The first step is the most intimidating. Knowing what to expect can equip you to feel more prepared for the process. It is all very simple.
When a person detoxes from, for example, alcohol, they will experience symptoms of withdrawal. These symptoms include anxiety, decreased appetite, depression, fatigue, hallucinations, increased heart rate, nausea, vomiting, nightmares, seizures, tremors, sweating, and more. Detox treatment is all about having healthcare professionals apply their expertise to help people manage symptoms of withdrawal.
Withdrawal symptoms may include:
- Nausea, diarrhoea and vomiting
- Shaking and shivering
- Runny nose
- High temperature and/or chills
- Increased heart rate
- Increased blood pressure
- Abdominal cramps
- Muscle and bone pain
- Vivid and unpleasant dreams
- Inability to concentrate
- Extreme mood swings
- Intense cravings for the substance
Healthcare professionals manage symptoms of withdrawal. Although patients are given appropriately controlled medication to cope with withdrawal, there is no medication that shields clients from all withdrawal symptoms.

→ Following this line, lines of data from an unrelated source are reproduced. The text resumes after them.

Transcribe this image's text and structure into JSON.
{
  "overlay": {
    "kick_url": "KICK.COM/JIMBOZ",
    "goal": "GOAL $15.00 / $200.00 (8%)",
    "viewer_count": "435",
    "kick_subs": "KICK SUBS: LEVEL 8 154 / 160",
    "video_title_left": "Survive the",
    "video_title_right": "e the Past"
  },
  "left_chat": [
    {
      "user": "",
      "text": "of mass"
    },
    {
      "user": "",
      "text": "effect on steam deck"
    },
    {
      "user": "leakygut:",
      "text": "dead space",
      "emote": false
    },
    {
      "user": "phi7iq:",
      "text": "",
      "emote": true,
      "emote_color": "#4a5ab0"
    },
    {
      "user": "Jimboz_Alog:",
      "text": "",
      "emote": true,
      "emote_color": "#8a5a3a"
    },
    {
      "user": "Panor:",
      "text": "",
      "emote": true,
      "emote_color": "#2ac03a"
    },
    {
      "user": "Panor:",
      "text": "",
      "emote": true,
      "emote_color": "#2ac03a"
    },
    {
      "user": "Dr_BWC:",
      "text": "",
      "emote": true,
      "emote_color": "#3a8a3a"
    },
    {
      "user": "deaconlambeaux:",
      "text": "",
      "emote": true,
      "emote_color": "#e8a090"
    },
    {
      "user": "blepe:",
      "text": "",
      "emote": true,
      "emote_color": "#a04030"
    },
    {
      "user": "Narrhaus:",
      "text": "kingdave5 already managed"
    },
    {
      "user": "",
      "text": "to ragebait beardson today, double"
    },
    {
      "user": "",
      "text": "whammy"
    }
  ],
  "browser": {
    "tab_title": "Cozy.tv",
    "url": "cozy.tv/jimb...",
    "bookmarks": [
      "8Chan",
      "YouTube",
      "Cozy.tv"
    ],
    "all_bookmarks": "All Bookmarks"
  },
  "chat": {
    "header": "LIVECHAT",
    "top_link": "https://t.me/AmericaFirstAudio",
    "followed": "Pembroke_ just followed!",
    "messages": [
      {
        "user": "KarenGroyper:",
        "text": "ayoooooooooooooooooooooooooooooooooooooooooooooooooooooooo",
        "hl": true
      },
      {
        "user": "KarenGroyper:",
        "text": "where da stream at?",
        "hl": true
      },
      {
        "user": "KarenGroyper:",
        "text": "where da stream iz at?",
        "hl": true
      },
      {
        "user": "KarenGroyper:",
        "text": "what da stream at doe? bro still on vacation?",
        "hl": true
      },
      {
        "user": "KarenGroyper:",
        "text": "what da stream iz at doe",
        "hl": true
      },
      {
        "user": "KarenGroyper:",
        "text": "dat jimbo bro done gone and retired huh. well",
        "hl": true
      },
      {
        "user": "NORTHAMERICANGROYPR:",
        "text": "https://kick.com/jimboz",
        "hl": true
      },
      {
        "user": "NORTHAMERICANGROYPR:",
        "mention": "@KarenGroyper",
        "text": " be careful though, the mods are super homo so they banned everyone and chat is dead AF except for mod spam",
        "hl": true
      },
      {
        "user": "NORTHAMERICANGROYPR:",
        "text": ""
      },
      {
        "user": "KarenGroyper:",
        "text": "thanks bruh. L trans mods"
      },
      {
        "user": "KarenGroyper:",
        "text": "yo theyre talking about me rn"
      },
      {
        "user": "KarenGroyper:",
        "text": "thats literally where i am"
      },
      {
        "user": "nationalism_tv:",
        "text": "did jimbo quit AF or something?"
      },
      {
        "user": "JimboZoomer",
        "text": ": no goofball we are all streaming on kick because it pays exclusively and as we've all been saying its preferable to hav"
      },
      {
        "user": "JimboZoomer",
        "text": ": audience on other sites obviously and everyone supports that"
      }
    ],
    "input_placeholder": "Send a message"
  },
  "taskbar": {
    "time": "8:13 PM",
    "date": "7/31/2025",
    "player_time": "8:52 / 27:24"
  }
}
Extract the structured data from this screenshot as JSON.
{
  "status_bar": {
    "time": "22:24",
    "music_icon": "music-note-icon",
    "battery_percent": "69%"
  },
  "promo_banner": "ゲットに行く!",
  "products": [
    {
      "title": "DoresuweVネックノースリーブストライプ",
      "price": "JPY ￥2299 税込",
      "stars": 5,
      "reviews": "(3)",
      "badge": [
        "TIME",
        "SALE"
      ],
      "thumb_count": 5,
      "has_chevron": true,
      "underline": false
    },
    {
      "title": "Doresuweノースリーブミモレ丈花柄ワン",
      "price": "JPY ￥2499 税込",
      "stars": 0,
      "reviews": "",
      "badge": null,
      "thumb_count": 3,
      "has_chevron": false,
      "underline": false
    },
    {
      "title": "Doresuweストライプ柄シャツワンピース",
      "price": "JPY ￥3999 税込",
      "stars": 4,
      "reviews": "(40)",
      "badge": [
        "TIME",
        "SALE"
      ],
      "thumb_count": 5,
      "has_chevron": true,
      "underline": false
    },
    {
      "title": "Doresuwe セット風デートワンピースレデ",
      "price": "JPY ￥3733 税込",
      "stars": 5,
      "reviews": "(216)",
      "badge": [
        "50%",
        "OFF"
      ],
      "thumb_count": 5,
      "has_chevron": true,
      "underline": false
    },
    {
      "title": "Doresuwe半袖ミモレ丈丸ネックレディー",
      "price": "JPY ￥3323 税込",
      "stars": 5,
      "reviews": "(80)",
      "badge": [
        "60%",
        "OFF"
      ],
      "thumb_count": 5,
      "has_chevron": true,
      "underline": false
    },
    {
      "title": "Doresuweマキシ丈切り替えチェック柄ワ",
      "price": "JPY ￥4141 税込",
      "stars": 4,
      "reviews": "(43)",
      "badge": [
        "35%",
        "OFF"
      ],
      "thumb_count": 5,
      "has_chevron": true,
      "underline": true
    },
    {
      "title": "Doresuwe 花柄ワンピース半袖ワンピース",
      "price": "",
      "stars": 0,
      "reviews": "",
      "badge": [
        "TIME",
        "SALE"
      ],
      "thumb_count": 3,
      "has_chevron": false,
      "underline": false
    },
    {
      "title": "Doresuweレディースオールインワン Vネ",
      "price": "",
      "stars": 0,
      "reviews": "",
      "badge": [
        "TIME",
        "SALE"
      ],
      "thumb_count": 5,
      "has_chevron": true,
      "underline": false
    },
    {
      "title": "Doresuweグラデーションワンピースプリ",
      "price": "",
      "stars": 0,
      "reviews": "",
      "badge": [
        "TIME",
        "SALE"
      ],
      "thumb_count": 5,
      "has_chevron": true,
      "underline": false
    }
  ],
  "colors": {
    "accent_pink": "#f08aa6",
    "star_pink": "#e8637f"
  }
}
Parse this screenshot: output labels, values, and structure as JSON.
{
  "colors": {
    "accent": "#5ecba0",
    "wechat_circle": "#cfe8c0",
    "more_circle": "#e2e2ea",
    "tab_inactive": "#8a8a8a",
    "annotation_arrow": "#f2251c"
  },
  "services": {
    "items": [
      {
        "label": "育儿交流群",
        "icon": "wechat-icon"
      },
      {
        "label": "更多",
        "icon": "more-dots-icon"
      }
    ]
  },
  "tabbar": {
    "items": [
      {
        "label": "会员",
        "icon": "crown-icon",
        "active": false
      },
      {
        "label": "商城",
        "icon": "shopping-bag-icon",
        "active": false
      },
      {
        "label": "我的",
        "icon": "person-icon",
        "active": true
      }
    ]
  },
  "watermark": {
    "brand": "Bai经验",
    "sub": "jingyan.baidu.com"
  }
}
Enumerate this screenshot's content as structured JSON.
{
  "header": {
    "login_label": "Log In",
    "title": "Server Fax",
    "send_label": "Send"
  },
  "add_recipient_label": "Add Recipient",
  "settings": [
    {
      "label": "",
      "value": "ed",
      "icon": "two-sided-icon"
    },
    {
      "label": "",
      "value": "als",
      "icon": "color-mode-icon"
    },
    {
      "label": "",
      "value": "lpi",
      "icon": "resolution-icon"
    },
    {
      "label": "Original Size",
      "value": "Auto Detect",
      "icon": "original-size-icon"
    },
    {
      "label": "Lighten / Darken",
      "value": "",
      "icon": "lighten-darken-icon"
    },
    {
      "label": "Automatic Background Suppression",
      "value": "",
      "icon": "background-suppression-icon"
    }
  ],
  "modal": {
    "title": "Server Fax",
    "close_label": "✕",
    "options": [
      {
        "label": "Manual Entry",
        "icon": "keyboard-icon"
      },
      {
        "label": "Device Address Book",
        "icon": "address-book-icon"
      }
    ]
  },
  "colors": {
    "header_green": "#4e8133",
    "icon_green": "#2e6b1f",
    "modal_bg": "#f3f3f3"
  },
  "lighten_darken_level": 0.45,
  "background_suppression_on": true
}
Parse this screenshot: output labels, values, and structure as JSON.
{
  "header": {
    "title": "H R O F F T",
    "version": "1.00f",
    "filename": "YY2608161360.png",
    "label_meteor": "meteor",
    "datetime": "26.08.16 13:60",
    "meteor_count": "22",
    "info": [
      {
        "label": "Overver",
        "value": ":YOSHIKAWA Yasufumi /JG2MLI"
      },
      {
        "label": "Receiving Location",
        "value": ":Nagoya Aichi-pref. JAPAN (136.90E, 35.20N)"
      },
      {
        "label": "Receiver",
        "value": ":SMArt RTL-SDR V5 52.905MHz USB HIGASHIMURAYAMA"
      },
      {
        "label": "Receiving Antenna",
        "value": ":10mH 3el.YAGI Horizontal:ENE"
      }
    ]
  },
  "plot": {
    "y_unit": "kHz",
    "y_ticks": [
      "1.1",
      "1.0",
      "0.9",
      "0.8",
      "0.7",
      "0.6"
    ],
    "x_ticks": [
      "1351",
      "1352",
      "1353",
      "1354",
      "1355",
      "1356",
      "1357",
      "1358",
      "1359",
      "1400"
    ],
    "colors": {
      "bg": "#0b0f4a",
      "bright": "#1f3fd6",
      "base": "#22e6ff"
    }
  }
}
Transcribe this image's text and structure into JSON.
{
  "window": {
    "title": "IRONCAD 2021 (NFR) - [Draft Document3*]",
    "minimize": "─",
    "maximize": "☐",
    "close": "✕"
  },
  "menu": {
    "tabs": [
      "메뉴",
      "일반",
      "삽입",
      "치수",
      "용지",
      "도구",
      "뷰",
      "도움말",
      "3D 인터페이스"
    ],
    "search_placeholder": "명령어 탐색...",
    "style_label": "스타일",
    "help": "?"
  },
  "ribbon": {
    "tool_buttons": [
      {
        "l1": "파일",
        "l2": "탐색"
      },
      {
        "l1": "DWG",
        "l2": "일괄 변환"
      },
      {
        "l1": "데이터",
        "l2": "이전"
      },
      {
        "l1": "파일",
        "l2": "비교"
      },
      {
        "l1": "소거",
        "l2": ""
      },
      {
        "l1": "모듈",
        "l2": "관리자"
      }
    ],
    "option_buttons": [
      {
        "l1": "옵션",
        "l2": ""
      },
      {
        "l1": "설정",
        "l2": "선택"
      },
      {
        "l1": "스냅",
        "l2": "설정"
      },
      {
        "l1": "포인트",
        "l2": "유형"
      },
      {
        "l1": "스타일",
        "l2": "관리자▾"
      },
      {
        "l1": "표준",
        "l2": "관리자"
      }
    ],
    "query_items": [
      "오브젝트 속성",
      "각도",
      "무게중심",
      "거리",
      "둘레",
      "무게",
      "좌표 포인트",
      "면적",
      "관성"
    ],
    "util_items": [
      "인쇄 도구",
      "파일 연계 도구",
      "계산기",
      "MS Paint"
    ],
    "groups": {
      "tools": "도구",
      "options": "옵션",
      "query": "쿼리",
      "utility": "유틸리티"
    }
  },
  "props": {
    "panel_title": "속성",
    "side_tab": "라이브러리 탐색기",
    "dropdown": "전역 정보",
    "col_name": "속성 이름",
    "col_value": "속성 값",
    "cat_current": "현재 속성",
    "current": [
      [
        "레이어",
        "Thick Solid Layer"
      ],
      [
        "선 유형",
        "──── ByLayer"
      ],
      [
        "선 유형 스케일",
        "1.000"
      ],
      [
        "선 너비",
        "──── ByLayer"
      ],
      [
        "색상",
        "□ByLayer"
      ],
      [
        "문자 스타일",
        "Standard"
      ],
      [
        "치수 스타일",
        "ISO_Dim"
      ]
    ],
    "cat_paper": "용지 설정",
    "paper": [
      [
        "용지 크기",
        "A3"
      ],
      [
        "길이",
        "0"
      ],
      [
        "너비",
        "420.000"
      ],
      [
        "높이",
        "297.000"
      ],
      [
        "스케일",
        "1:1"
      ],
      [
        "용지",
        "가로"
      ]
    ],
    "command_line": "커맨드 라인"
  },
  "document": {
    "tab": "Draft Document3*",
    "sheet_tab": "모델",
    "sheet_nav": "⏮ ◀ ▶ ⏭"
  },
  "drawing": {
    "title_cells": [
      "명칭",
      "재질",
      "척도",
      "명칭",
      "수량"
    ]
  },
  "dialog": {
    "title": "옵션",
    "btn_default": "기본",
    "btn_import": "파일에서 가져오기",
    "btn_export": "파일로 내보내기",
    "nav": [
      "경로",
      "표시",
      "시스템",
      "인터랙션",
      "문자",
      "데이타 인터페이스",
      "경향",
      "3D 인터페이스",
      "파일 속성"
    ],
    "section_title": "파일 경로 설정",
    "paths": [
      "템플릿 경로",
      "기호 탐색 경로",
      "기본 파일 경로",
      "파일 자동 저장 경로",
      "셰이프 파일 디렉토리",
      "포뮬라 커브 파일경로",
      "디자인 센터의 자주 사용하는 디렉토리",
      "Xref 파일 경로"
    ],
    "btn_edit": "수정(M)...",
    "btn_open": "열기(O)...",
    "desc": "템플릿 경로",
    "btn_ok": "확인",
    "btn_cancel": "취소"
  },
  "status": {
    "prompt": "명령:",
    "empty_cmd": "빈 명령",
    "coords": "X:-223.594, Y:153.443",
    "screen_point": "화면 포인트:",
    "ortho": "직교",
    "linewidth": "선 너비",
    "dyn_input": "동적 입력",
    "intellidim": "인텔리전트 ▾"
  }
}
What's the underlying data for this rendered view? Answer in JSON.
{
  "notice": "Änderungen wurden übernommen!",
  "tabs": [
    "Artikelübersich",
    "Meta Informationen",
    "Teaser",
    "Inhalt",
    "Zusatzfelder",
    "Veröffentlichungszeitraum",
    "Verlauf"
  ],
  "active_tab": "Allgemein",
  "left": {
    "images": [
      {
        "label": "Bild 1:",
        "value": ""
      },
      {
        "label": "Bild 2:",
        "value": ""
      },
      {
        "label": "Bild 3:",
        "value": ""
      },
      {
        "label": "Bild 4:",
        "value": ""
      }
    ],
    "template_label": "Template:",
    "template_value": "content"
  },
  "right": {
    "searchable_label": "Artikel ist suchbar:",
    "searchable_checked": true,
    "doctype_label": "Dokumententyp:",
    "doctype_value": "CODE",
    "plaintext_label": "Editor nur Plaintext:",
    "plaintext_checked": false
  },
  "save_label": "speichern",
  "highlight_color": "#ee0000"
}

Medication is used to counteract as many problems as possible.
Medically assisted detox is customized to the unique needs of each client as opposed to unmonitored riskier detox at home. While medication is crucial to lessening the suffering caused by withdrawal symptoms, other aspects of detox treatment are critical to the client’s success. Compassionate care can make or break a client’s ability to get through detox. It can help when a facility maintains staff who have endured detox and attained long term sobriety themselves. During detox, every moment is accomplished through intentional efforts. Clients require constant support and encouragement.
While detox addresses the immediate cleansing of the body, long-term recovery requires addressing factors beyond physical dependence. Following detox, clients are ready to progress to residential inpatient care, where they will receive intensive psychological treatment.